Once/If we stop hemorrhaging money spending on things like new cars and water filtration systems, we may need to start filling up taxable accounts with what we don’t spend. When you aren’t filling up all of your tax-advantaged accounts, it makes sense to put both stocks and bonds in there, adjusted for your risk preferences and how close you are to needing to withdraw money. Once you start filling these up, however, and start putting excess money into taxable accounts, it makes sense to think about tax advantages when deciding what to put where. In general, you’ll want to put things with high expected earnings in accounts (like Roth accounts) where the earnings come out tax free, while you’ll want things with less risk and lower earnings to be in accounts that aren’t tax-advantaged. If you are not in this situation yet and don’t want to deal with the complications, it’s fine to just pick a target-date fund and set and forget. Satisficing is better than doing nothing!
Tax advantaged Roth (including dual-advantage):
Roth accounts are taxed when the money goes in, but the earnings are not taxed. Dual-advantage are things like HSAs in which the money that goes in is not taxed and the earnings are not taxed. In both of these cases, you want to put your highest earning funds over the long term. So this will be a good place to put your Nasdaq stock index funds/ETFs and then after that any other broad-based stock index fund that is going to go up over the long term.

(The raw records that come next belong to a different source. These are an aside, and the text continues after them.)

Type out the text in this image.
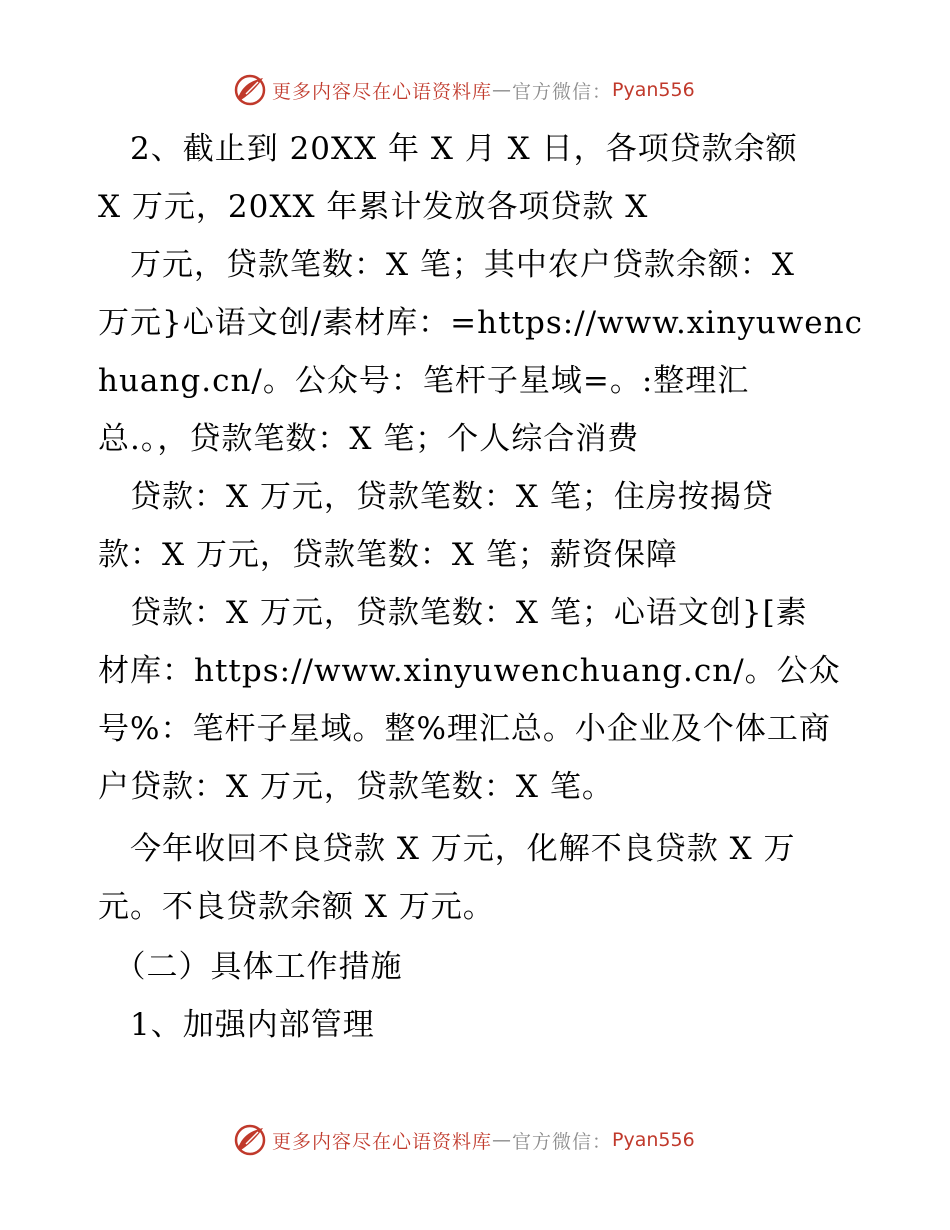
更多内容尽在心语资料库 — 官方微信： Pyan556
　2、截止到 20XX 年 X 月 X 日，各项贷款余额
X 万元，20XX 年累计发放各项贷款 X
　万元，贷款笔数：X 笔；其中农户贷款余额：X
万元}心语文创/素材库：=https://www.xinyuwenc
huang.cn/。公众号：笔杆子星域=。:整理汇
总.。，贷款笔数：X 笔；个人综合消费
　贷款：X 万元，贷款笔数：X 笔；住房按揭贷
款：X 万元，贷款笔数：X 笔；薪资保障
　贷款：X 万元，贷款笔数：X 笔；心语文创}[素
材库：https://www.xinyuwenchuang.cn/。公众
号%：笔杆子星域。整%理汇总。小企业及个体工商
户贷款：X 万元，贷款笔数：X 笔。
　今年收回不良贷款 X 万元，化解不良贷款 X 万
元。不良贷款余额 X 万元。
　（二）具体工作措施
　1、加强内部管理
更多内容尽在心语资料库 — 官方微信： Pyan556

Tax advantaged non-Roth (aka Traditional):
These have the earnings taxed when the money comes out, but provide a tax advantage when the money goes in. If you are not close to retirement, these are long-term funds that you can’t take out without a penalty. You probably don’t want to play any tax-loss harvesting games here because you don’t really get the benefits of the loss right away unless you’re converting the funds to Roth funds. This is a good place for putting funds that are going to go up over the long term but aren’t going to go up as much as the stuff you put in your Roth accounts.
Taxable accounts:
Taxable accounts are good for shorter term investing (assuming you’re not close to age 55.whatever) because you don’t have to wait until you’re old enough to tap them without penalty.

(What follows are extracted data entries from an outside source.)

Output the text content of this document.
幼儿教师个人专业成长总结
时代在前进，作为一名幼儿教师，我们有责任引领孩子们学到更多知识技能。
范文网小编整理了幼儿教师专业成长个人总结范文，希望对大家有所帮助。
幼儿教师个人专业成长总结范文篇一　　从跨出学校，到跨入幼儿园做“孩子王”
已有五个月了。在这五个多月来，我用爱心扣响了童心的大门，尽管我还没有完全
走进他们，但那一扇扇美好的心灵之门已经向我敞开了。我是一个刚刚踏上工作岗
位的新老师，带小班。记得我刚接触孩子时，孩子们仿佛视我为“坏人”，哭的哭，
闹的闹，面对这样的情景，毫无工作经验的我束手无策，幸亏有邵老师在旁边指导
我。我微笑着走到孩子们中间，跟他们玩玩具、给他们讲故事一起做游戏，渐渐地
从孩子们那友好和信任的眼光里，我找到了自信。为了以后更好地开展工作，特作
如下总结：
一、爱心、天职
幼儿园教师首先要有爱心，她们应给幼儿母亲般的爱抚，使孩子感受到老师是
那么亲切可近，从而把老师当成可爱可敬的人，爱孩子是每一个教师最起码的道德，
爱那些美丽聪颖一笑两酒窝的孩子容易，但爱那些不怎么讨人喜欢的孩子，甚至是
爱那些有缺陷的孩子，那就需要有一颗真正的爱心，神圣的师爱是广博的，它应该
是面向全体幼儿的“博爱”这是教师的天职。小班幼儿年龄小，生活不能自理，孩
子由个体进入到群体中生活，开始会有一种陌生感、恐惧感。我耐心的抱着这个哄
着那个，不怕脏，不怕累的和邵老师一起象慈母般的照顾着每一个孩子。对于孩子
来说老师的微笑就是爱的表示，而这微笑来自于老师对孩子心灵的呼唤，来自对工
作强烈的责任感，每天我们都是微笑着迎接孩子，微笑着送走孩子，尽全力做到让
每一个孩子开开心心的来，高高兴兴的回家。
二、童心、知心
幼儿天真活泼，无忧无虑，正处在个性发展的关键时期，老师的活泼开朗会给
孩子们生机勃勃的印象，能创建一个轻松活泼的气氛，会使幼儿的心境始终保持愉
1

If you own individual stocks that might take a loss, this is a good place for them because you can claim that loss against your taxes.
Municipal bonds are tax advantaged themselves, so there’s no point in putting them in a tax-protected fund.
Annuities? I have no idea.
Bonds, while bonds will have taxable earnings, they’ll generally be lower than those of stocks, so if you’ve maxed out your tax-advantaged funds with stocks, putting some taxable money into bonds is not a terrible idea. Plus, if you think you’re likely to lose your job during a recession and have to tap into your savings, bonds are better to tap during that time than are stocks.
Have we done any of this? Nope. In the past we first didn’t have much tax-preferred investing room, and then we weren’t able to fill up our tax-preferred investing so we didn’t add to any new taxable stocks. Now that we have so much more invested and we’re maxing out our tax-preferred funds we should think more about what we put where. It’s a mess. Because of transaction costs and tax hassles (and the fact that I like that Target Date funds are set and forget so at least a portion of our savings has a reasonable stock/bond/etc. ratio even though they’re not optimal!), I’m probably not going to do much buying/selling of what we have already. I don’t want to pay capital gains on our taxable stuff right now, especially if we’re just going to reinvest it in a different asset class. But I will be a little bit more careful going forward. I’ll continue to fill up our work fidelity accounts with Spartan stock indexes, my 457 with the Vanguard S&P 500 index (their lowest cost option). If/when I decide we need more bond funds, those will go into taxable.
When we start withdrawing money 15-35 years from now, I will also try to do better when thinking about what we should sell and when.
Do you pay attention to which savings/investment vehicles you put in which type of account?